Fully coupled high-resolution medium-range forecasts: evaluation of the
hydrometeorological impact in an ensemble framework
Abstract
Fully coupled atmospheric-hydrological models allow a more realistic
representation of the land surface–boundary layer continuum,
representing both high-resolution land-surface/subsurface water lateral
redistribution and the related feedback towards the atmosphere. This
study evaluates the potential contribution of the fully coupled approach
in extended-range mesoscale hydrometeorological ensemble forecasts.

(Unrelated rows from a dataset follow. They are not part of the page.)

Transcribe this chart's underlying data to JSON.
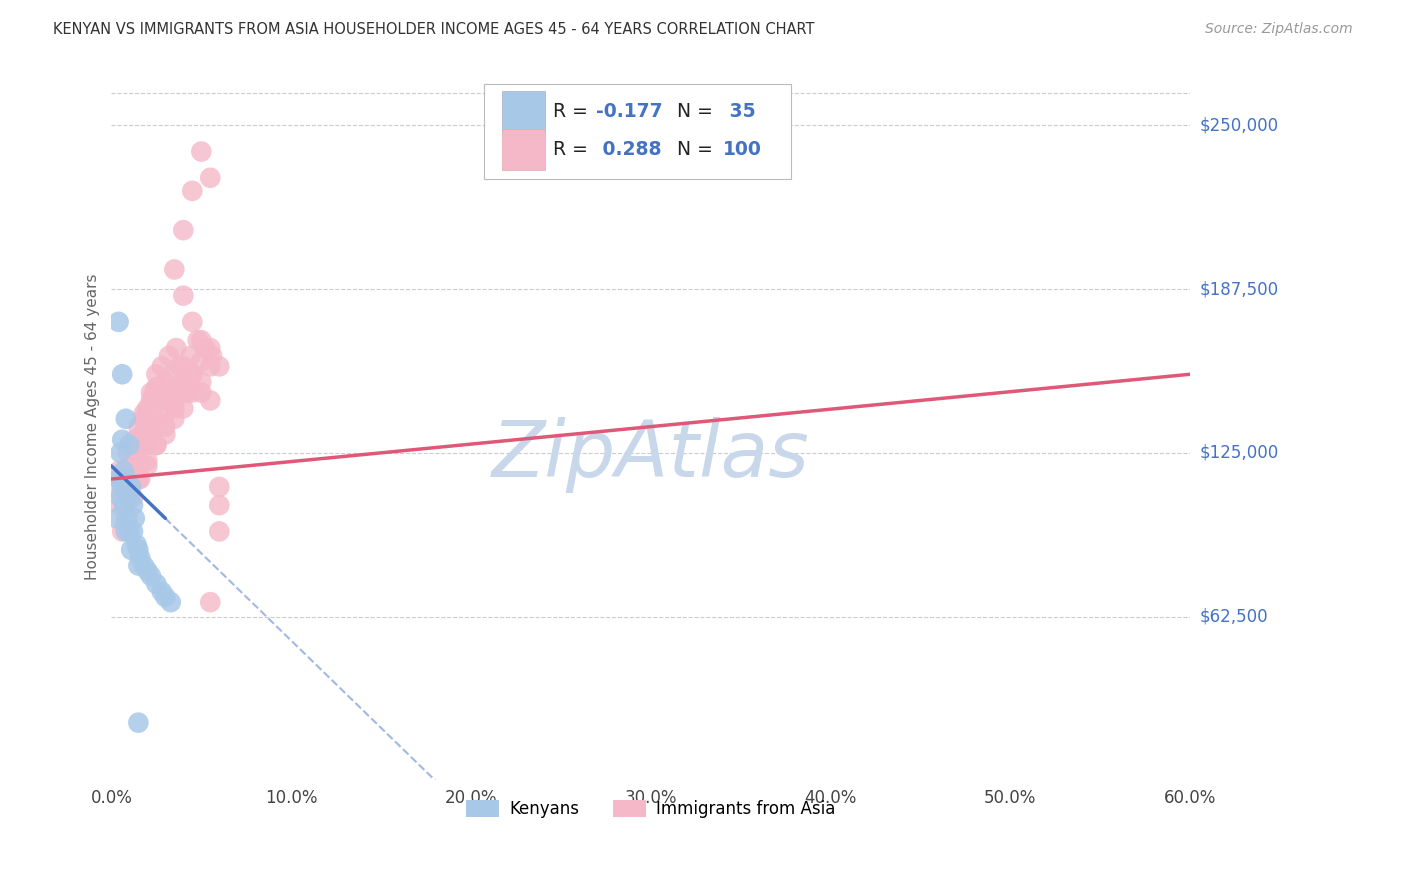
{
  "title": "KENYAN VS IMMIGRANTS FROM ASIA HOUSEHOLDER INCOME AGES 45 - 64 YEARS CORRELATION CHART",
  "source": "Source: ZipAtlas.com",
  "xlabel_ticks": [
    "0.0%",
    "10.0%",
    "20.0%",
    "30.0%",
    "40.0%",
    "50.0%",
    "60.0%"
  ],
  "ylabel_labels": [
    "$62,500",
    "$125,000",
    "$187,500",
    "$250,000"
  ],
  "ylabel_values": [
    62500,
    125000,
    187500,
    250000
  ],
  "ylabel_axis_label": "Householder Income Ages 45 - 64 years",
  "xmin": 0.0,
  "xmax": 0.6,
  "ymin": 0,
  "ymax": 270000,
  "blue_R": -0.177,
  "blue_N": 35,
  "pink_R": 0.288,
  "pink_N": 100,
  "bg_color": "#ffffff",
  "grid_color": "#cccccc",
  "blue_color": "#a8c8e8",
  "pink_color": "#f4b8c8",
  "blue_line_color": "#4472c4",
  "pink_line_color": "#e05878",
  "watermark_text_color": "#c8d8ea",
  "legend_label_blue": "Kenyans",
  "legend_label_pink": "Immigrants from Asia",
  "legend_number_color": "#4472c4",
  "legend_text_color": "#222222",
  "blue_x": [
    0.003,
    0.004,
    0.005,
    0.005,
    0.006,
    0.006,
    0.007,
    0.007,
    0.008,
    0.008,
    0.009,
    0.009,
    0.01,
    0.01,
    0.011,
    0.011,
    0.012,
    0.012,
    0.013,
    0.014,
    0.015,
    0.016,
    0.018,
    0.02,
    0.022,
    0.025,
    0.028,
    0.03,
    0.033,
    0.004,
    0.006,
    0.008,
    0.01,
    0.015,
    0.015
  ],
  "blue_y": [
    100000,
    115000,
    108000,
    125000,
    112000,
    130000,
    118000,
    105000,
    115000,
    95000,
    110000,
    100000,
    108000,
    95000,
    112000,
    88000,
    105000,
    95000,
    100000,
    90000,
    88000,
    85000,
    82000,
    80000,
    78000,
    75000,
    72000,
    70000,
    68000,
    175000,
    155000,
    138000,
    128000,
    82000,
    22000
  ],
  "pink_x": [
    0.004,
    0.005,
    0.006,
    0.007,
    0.008,
    0.009,
    0.01,
    0.011,
    0.012,
    0.013,
    0.014,
    0.015,
    0.016,
    0.017,
    0.018,
    0.019,
    0.02,
    0.021,
    0.022,
    0.024,
    0.025,
    0.026,
    0.028,
    0.03,
    0.032,
    0.034,
    0.036,
    0.038,
    0.04,
    0.042,
    0.006,
    0.008,
    0.01,
    0.012,
    0.014,
    0.016,
    0.018,
    0.02,
    0.022,
    0.025,
    0.028,
    0.032,
    0.036,
    0.04,
    0.044,
    0.048,
    0.052,
    0.056,
    0.06,
    0.015,
    0.02,
    0.025,
    0.03,
    0.035,
    0.04,
    0.045,
    0.05,
    0.055,
    0.06,
    0.01,
    0.015,
    0.02,
    0.025,
    0.03,
    0.035,
    0.04,
    0.045,
    0.05,
    0.055,
    0.06,
    0.008,
    0.012,
    0.016,
    0.02,
    0.025,
    0.03,
    0.035,
    0.04,
    0.045,
    0.05,
    0.055,
    0.06,
    0.035,
    0.04,
    0.045,
    0.05,
    0.055,
    0.04,
    0.045,
    0.05,
    0.03,
    0.025,
    0.02,
    0.015,
    0.01,
    0.008,
    0.006,
    0.005,
    0.004,
    0.055
  ],
  "pink_y": [
    115000,
    110000,
    108000,
    118000,
    112000,
    125000,
    120000,
    128000,
    118000,
    130000,
    122000,
    135000,
    128000,
    132000,
    140000,
    135000,
    138000,
    142000,
    145000,
    148000,
    150000,
    145000,
    148000,
    152000,
    148000,
    155000,
    150000,
    158000,
    152000,
    148000,
    95000,
    105000,
    112000,
    118000,
    125000,
    130000,
    138000,
    142000,
    148000,
    155000,
    158000,
    162000,
    165000,
    158000,
    162000,
    168000,
    165000,
    162000,
    158000,
    120000,
    128000,
    135000,
    140000,
    145000,
    150000,
    155000,
    148000,
    145000,
    105000,
    110000,
    115000,
    120000,
    128000,
    132000,
    138000,
    142000,
    148000,
    152000,
    158000,
    95000,
    100000,
    108000,
    115000,
    122000,
    128000,
    135000,
    142000,
    148000,
    155000,
    160000,
    165000,
    112000,
    195000,
    210000,
    225000,
    240000,
    230000,
    185000,
    175000,
    168000,
    145000,
    138000,
    132000,
    118000,
    108000,
    98000,
    110000,
    105000,
    118000,
    68000
  ]
}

Previous studies have shown, for deterministic simulations, that the
effect of fully coupling for short-range forecasts is minor compared to
other sources of uncertainty, however, it becomes not negligible when
increasing the forecast period. Through a proof-of-concept consisting of
an ensemble (50 members from the ECMWF Ensemble Prediction System)

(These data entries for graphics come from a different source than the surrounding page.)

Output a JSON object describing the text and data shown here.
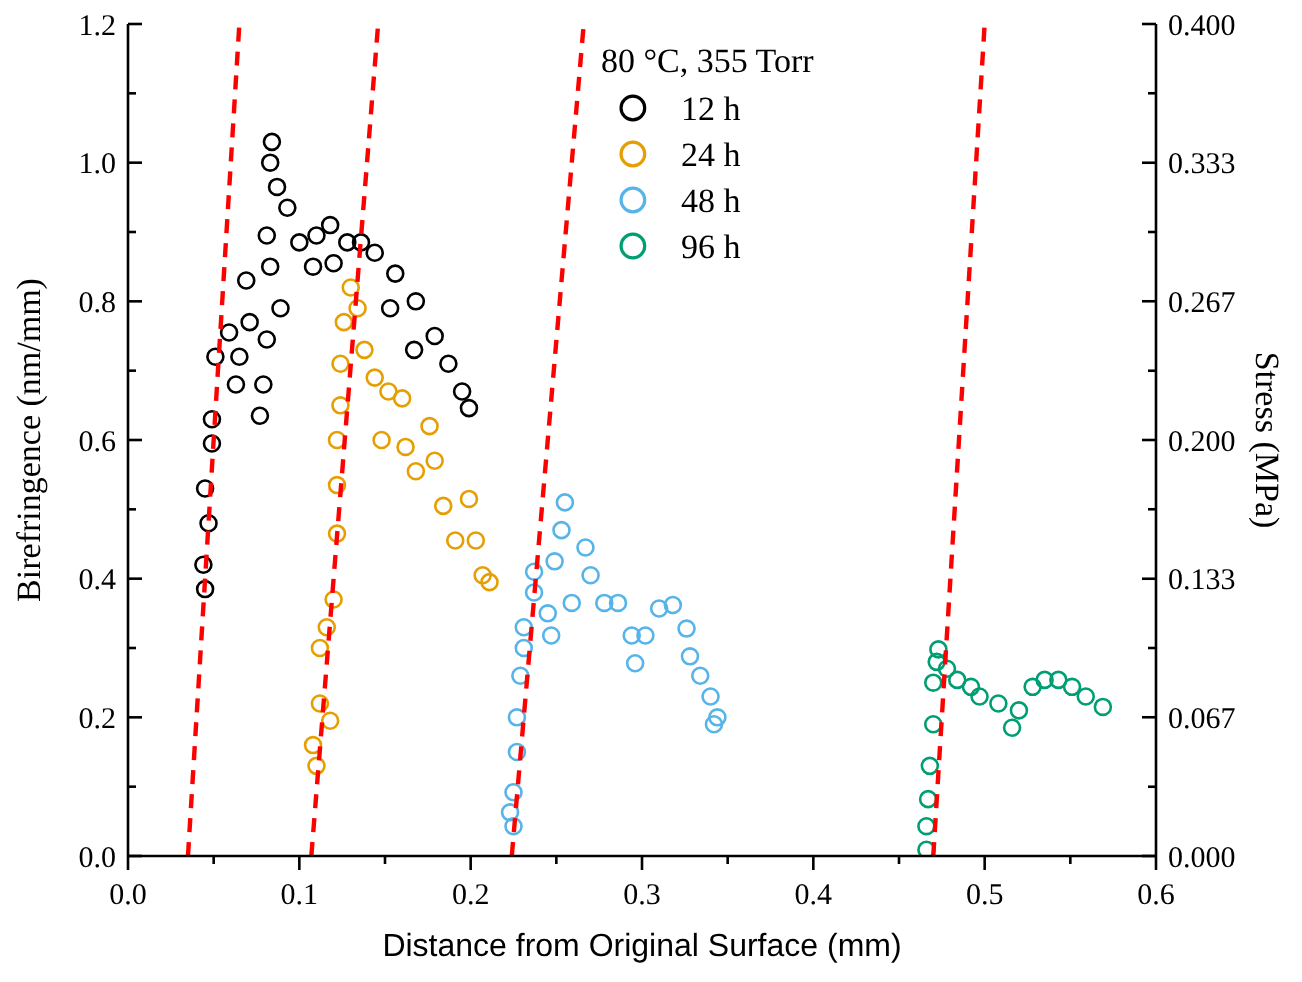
{
  "chart_data": {
    "type": "scatter",
    "xlabel": "Distance from Original Surface (mm)",
    "ylabel": "Birefringence (nm/mm)",
    "y2label": "Stress (MPa)",
    "legend_title": "80 °C, 355 Torr",
    "legend": "top right",
    "marker": "circle",
    "xlim": [
      0,
      0.6
    ],
    "xticks": [
      {
        "value": 0,
        "label": "0.0"
      },
      {
        "value": 0.05,
        "label": null
      },
      0.1,
      {
        "value": 0.15,
        "label": null
      },
      0.2,
      {
        "value": 0.25,
        "label": null
      },
      0.3,
      {
        "value": 0.35,
        "label": null
      },
      0.4,
      {
        "value": 0.45,
        "label": null
      },
      0.5,
      {
        "value": 0.55,
        "label": null
      },
      0.6
    ],
    "ylim": [
      0,
      1.2
    ],
    "yticks": [
      {
        "value": 0,
        "label": "0.0"
      },
      {
        "value": 0.1,
        "label": null
      },
      0.2,
      {
        "value": 0.3,
        "label": null
      },
      0.4,
      {
        "value": 0.5,
        "label": null
      },
      0.6,
      {
        "value": 0.7,
        "label": null
      },
      0.8,
      {
        "value": 0.9,
        "label": null
      },
      {
        "value": 1,
        "label": "1.0"
      },
      {
        "value": 1.1,
        "label": null
      },
      1.2
    ],
    "y2lim": [
      0,
      0.4
    ],
    "y2ticks": [
      {
        "value": 0,
        "label": "0.000"
      },
      {
        "value": 0.0333,
        "label": null
      },
      {
        "value": 0.0667,
        "label": "0.067"
      },
      {
        "value": 0.1,
        "label": null
      },
      {
        "value": 0.1333,
        "label": "0.133"
      },
      {
        "value": 0.1667,
        "label": null
      },
      {
        "value": 0.2,
        "label": "0.200"
      },
      {
        "value": 0.2333,
        "label": null
      },
      {
        "value": 0.2667,
        "label": "0.267"
      },
      {
        "value": 0.3,
        "label": null
      },
      {
        "value": 0.3333,
        "label": "0.333"
      },
      {
        "value": 0.3667,
        "label": null
      },
      {
        "value": 0.4,
        "label": "0.400"
      }
    ],
    "series": [
      {
        "name": "12 h",
        "color": "#000000",
        "x": [
          0.045,
          0.044,
          0.047,
          0.045,
          0.049,
          0.049,
          0.051,
          0.059,
          0.065,
          0.063,
          0.069,
          0.071,
          0.077,
          0.079,
          0.081,
          0.084,
          0.083,
          0.087,
          0.081,
          0.083,
          0.089,
          0.093,
          0.1,
          0.108,
          0.11,
          0.118,
          0.12,
          0.128,
          0.136,
          0.144,
          0.153,
          0.156,
          0.167,
          0.168,
          0.179,
          0.187,
          0.195,
          0.199
        ],
        "values": [
          0.385,
          0.42,
          0.48,
          0.53,
          0.595,
          0.63,
          0.72,
          0.755,
          0.72,
          0.68,
          0.83,
          0.77,
          0.635,
          0.68,
          0.745,
          1.03,
          1.0,
          0.965,
          0.895,
          0.85,
          0.79,
          0.935,
          0.885,
          0.85,
          0.895,
          0.91,
          0.855,
          0.885,
          0.885,
          0.87,
          0.79,
          0.84,
          0.73,
          0.8,
          0.75,
          0.71,
          0.67,
          0.646
        ]
      },
      {
        "name": "24 h",
        "color": "#e69f00",
        "x": [
          0.11,
          0.108,
          0.112,
          0.118,
          0.112,
          0.116,
          0.12,
          0.122,
          0.122,
          0.122,
          0.124,
          0.124,
          0.126,
          0.13,
          0.134,
          0.138,
          0.144,
          0.148,
          0.152,
          0.16,
          0.162,
          0.168,
          0.176,
          0.179,
          0.184,
          0.191,
          0.199,
          0.203,
          0.207,
          0.211
        ],
        "values": [
          0.13,
          0.16,
          0.22,
          0.195,
          0.3,
          0.33,
          0.37,
          0.465,
          0.535,
          0.6,
          0.65,
          0.71,
          0.77,
          0.82,
          0.79,
          0.73,
          0.69,
          0.6,
          0.67,
          0.66,
          0.59,
          0.555,
          0.62,
          0.57,
          0.505,
          0.455,
          0.515,
          0.455,
          0.405,
          0.395
        ]
      },
      {
        "name": "48 h",
        "color": "#56b4e9",
        "x": [
          0.225,
          0.223,
          0.225,
          0.227,
          0.227,
          0.229,
          0.231,
          0.231,
          0.237,
          0.237,
          0.245,
          0.247,
          0.249,
          0.253,
          0.255,
          0.259,
          0.267,
          0.27,
          0.278,
          0.286,
          0.294,
          0.296,
          0.302,
          0.31,
          0.318,
          0.326,
          0.328,
          0.334,
          0.34,
          0.344,
          0.342
        ],
        "values": [
          0.043,
          0.063,
          0.092,
          0.15,
          0.2,
          0.26,
          0.3,
          0.33,
          0.38,
          0.41,
          0.35,
          0.318,
          0.425,
          0.47,
          0.51,
          0.365,
          0.445,
          0.405,
          0.365,
          0.365,
          0.318,
          0.278,
          0.318,
          0.357,
          0.362,
          0.328,
          0.288,
          0.26,
          0.23,
          0.2,
          0.19
        ]
      },
      {
        "name": "96 h",
        "color": "#009e73",
        "x": [
          0.466,
          0.466,
          0.467,
          0.468,
          0.47,
          0.47,
          0.472,
          0.473,
          0.478,
          0.484,
          0.492,
          0.497,
          0.508,
          0.516,
          0.52,
          0.528,
          0.535,
          0.543,
          0.551,
          0.559,
          0.569
        ],
        "values": [
          0.009,
          0.043,
          0.082,
          0.13,
          0.19,
          0.25,
          0.28,
          0.298,
          0.27,
          0.254,
          0.244,
          0.23,
          0.22,
          0.185,
          0.21,
          0.244,
          0.254,
          0.254,
          0.244,
          0.23,
          0.215
        ]
      },
      {
        "type": "line",
        "marker": "none",
        "line_style": "dashed",
        "color": "#ff0000",
        "x": [
          0.035,
          0.065
        ],
        "values": [
          0,
          1.2
        ]
      },
      {
        "type": "line",
        "marker": "none",
        "line_style": "dashed",
        "color": "#ff0000",
        "x": [
          0.107,
          0.146
        ],
        "values": [
          0,
          1.2
        ]
      },
      {
        "type": "line",
        "marker": "none",
        "line_style": "dashed",
        "color": "#ff0000",
        "x": [
          0.224,
          0.266
        ],
        "values": [
          0,
          1.2
        ]
      },
      {
        "type": "line",
        "marker": "none",
        "line_style": "dashed",
        "color": "#ff0000",
        "x": [
          0.47,
          0.5
        ],
        "values": [
          0,
          1.2
        ]
      }
    ]
  }
}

seven-days-in-advance forecast of a high impact event affecting the
Calabrian peninsula (southern Italy, Mediterranean basin) on November
2019, the paper elucidates the extent to which the improved
representation of the terrestrial water lateral transport in the Weather
Research and Forecasting (WRF) – Hydro modeling system affects the
ensemble water balance, focusing on the precipitation and the
hydrological response, in terms of both soil moisture dynamics and
streamflow in 14 catchments spanning over 42% of the region. The fully
coupled approach caused an increase of surface soil moisture and latent
heat flux from land in the days preceding the event, partially affecting
the lower Planetary Boundary Layer. However, when shoreward moisture
transport from surrounding sea rapidly increased becoming the dominant
process, only a weak signature of soil moisture contribution could be
detected, resulting in only slightly higher precipitation forecast and
not clear variation trend of peak flow, even though the latter variable
increased up to 10% in some catchments. Overall, this study highlighted
a remarkable performance of the medium-range ensemble forecasts,
suggesting a profitable use of the fully coupled approach for
forecasting purposes in circumstances in which soil moisture dynamics is
more relevant and needs to be better addressed.